Went for my morning walk yesterday. Glorious, simply, glorious. Early in the morning, the sun cast a warm vanilla hue over the land. The fog started to lift off the earth, buoyant from the heat of the sun, the clouds returning back to their home in the sky. Absolutely breathtaking. I am learning to be thankful for every moment my feet remain planted on the ground.

Move into the new condo today. Yesterday when we go the keys for it was really the first time i got to see it. I drove there wondering if it would feel like home, i crave the semblance of home when i'm here. Just someplace where I can hang my hat and feel comfortable. I've learned hotels are not that place, no matter how hard we try to create them to be. I arrived at the condo, stepped in and immediately. . . breathed. Yes, much better. Much better indeed.

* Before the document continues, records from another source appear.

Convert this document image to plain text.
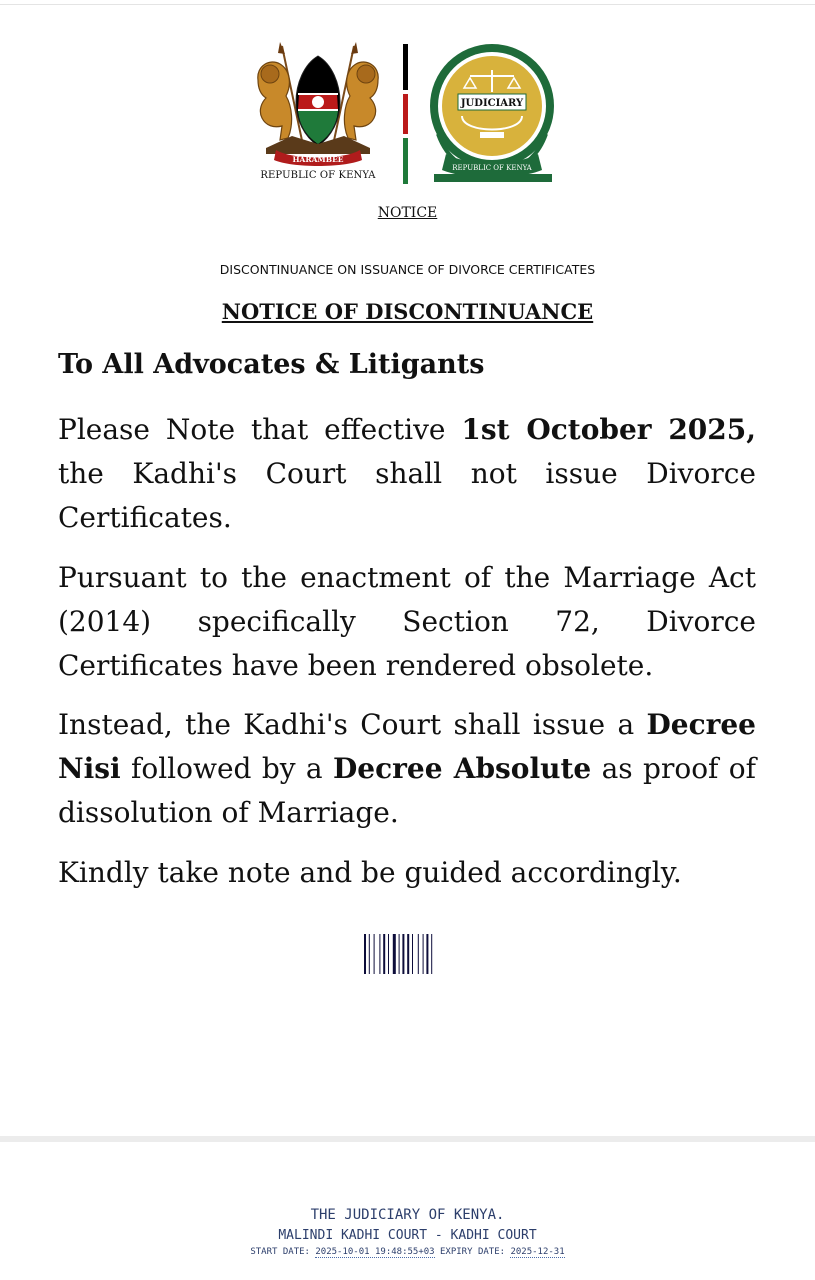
HARAMBEE
REPUBLIC OF KENYA
JUDICIARY
REPUBLIC OF KENYA
NOTICE
DISCONTINUANCE ON ISSUANCE OF DIVORCE CERTIFICATES
NOTICE OF DISCONTINUANCE
To All Advocates & Litigants

Please Note that effective 1st October 2025, the Kadhi's Court shall not issue Divorce Certificates.

Pursuant to the enactment of the Marriage Act (2014) specifically Section 72, Divorce Certificates have been rendered obsolete.

Instead, the Kadhi's Court shall issue a Decree Nisi followed by a Decree Absolute as proof of dissolution of Marriage.

Kindly take note and be guided accordingly.

THE JUDICIARY OF KENYA.
MALINDI KADHI COURT - KADHI COURT
START DATE: 2025-10-01 19:48:55+03 EXPIRY DATE: 2025-12-31
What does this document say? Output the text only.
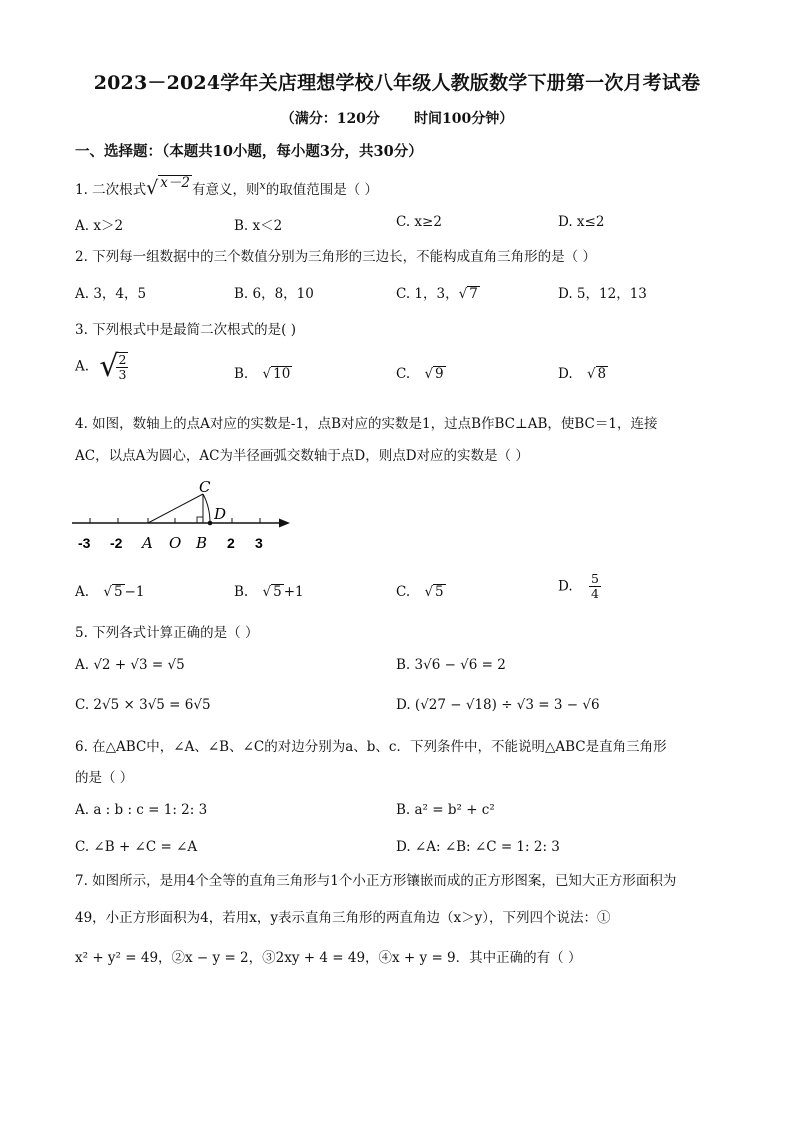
2023－2024学年关店理想学校八年级人教版数学下册第一次月考试卷
（满分：120分       时间100分钟）
一、选择题：（本题共10小题，每小题3分，共30分）
1. 二次根式√ x－2 有意义，则$^x$的取值范围是（ ）
A. x＞2	B. x＜2	C. x≥2	D. x≤2
2. 下列每一组数据中的三个数值分别为三角形的三边长，不能构成直角三角形的是（ ）
A. 3，4，5	B. 6，8，10	C. 1，3，√ 7	D. 5，12，13
3. 下列根式中是最简二次根式的是( )
A. √
$\frac{2}{3}$	B. √ 10	C. √ 9	D. √ 8
4. 如图，数轴上的点A对应的实数是-1，点B对应的实数是1，过点B作BC⊥AB，使BC＝1，连接
AC，以点A为圆心，AC为半径画弧交数轴于点D，则点D对应的实数是（ ）
C
D
-3 -2 A O B 2 3
A. √ 5 −1	B. √ 5 +1	C. √ 5	D. $\frac{5}{4}$
5. 下列各式计算正确的是（ ）
A. √2 + √3 = √5	B. 3√6 − √6 = 2
C. 2√5 × 3√5 = 6√5	D. (√27 − √18) ÷ √3 = 3 − √6
6. 在△ABC中，∠A、∠B、∠C的对边分别为a、b、c．下列条件中，不能说明△ABC是直角三角形
的是（ ）
A. a : b : c = 1: 2: 3	B. a² = b² + c²
C. ∠B + ∠C = ∠A	D. ∠A: ∠B: ∠C = 1: 2: 3
7. 如图所示，是用4个全等的直角三角形与1个小正方形镶嵌而成的正方形图案，已知大正方形面积为
49，小正方形面积为4，若用x，y表示直角三角形的两直角边（x＞y），下列四个说法：①
x² + y² = 49，②x − y = 2，③2xy + 4 = 49，④x + y = 9．其中正确的有（ ）
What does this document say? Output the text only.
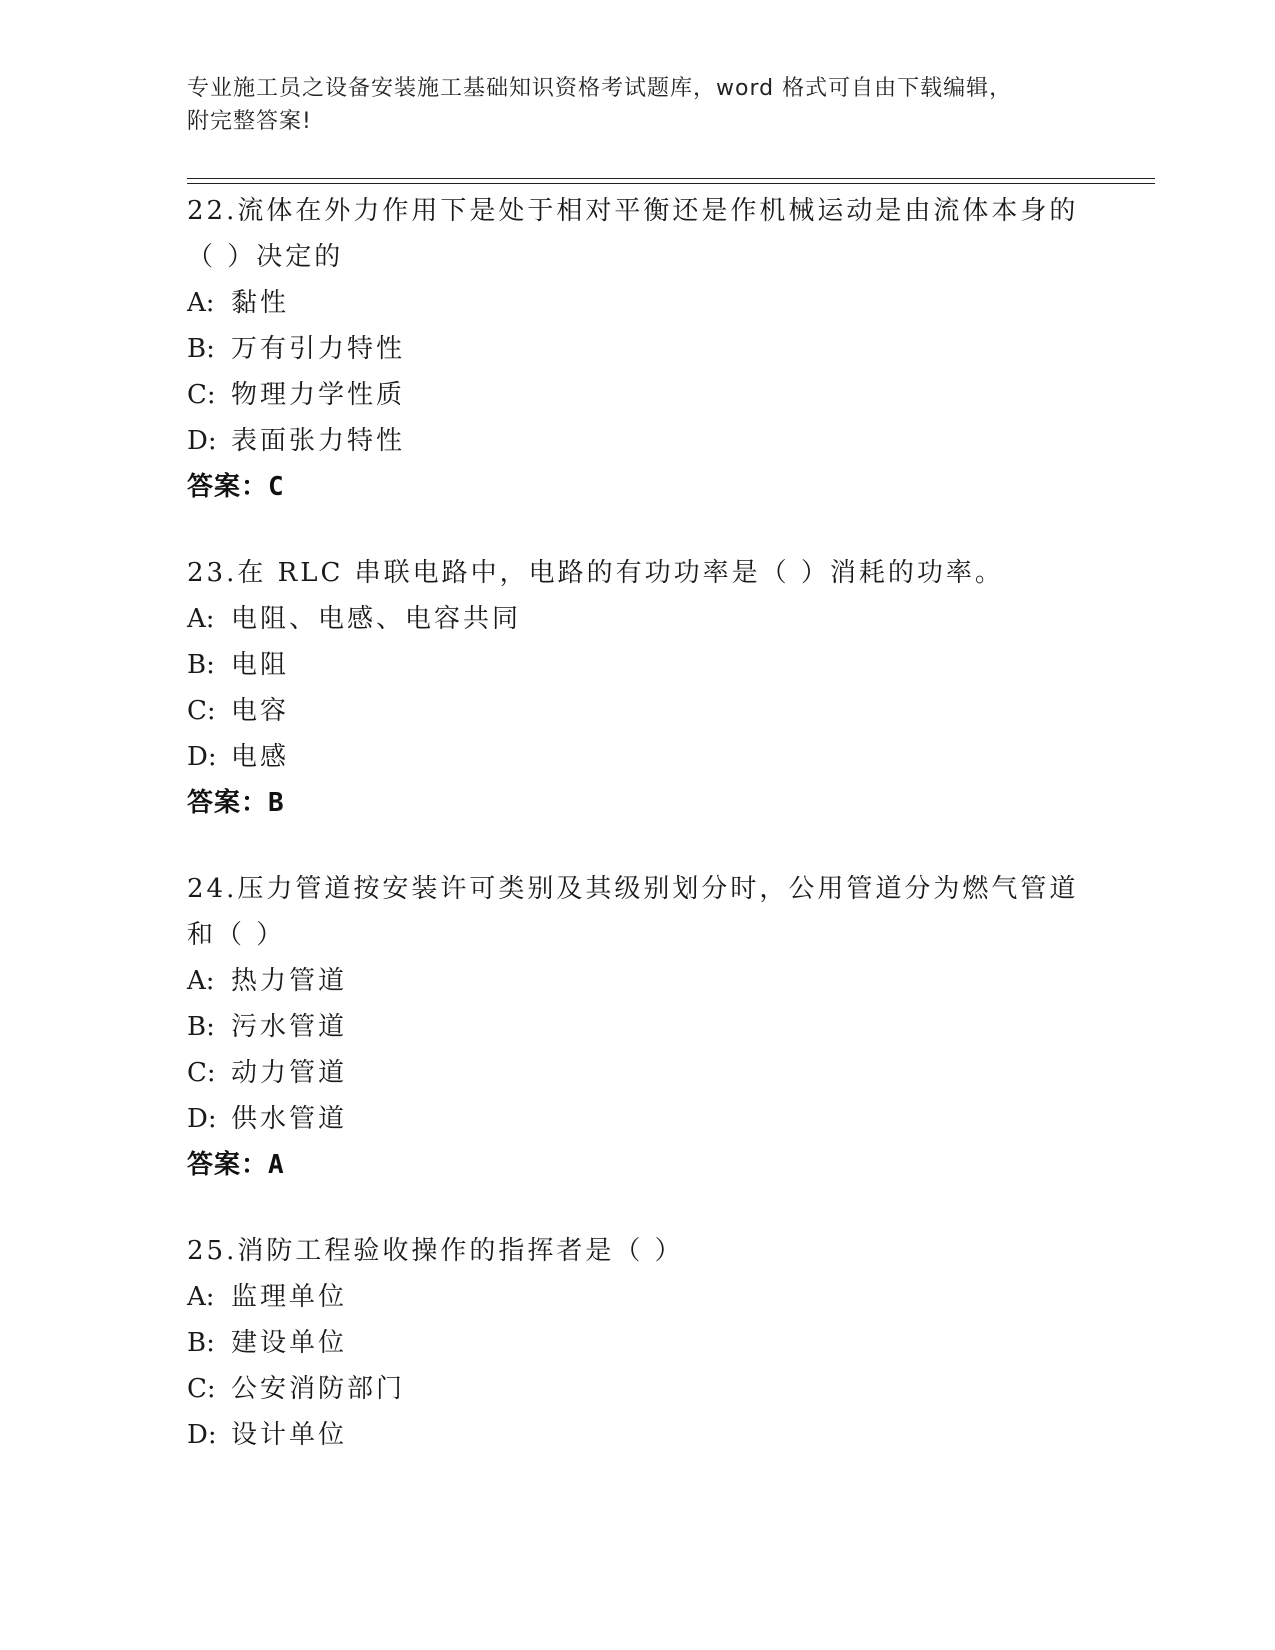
专业施工员之设备安装施工基础知识资格考试题库，word 格式可自由下载编辑，
附完整答案!
22.流体在外力作用下是处于相对平衡还是作机械运动是由流体本身的
（ ）决定的
A: 黏性
B: 万有引力特性
C: 物理力学性质
D: 表面张力特性
答案：C
23.在 RLC 串联电路中，电路的有功功率是（ ）消耗的功率。
A: 电阻、电感、电容共同
B: 电阻
C: 电容
D: 电感
答案：B
24.压力管道按安装许可类别及其级别划分时，公用管道分为燃气管道
和（ ）
A: 热力管道
B: 污水管道
C: 动力管道
D: 供水管道
答案：A
25.消防工程验收操作的指挥者是（ ）
A: 监理单位
B: 建设单位
C: 公安消防部门
D: 设计单位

Looking for something to do - a book club, volunteering, a hobby, maybe even a part-time job if we can swing it with one car. Now that the wedding has passed, the thank you's written, the unemployment issue adverted (for at least a time, the search must go on however) & we've found a better place to live, I find myself alone too much in a big city where I know very few people. I need to do something to make friends, acquaintances at the very least. I want to feel useful & productive again. At the very least, I really should start fueling my energy into writing, photography and Chic & Green. Also, there's the possibility of working alongside Home Away From Home, which would absolutely delight me.

There is no lack of opportunities or ingenue, I just need to dive head first and learn to not be afraid of outcomes.

Off to bed, long day of unpacking ahead.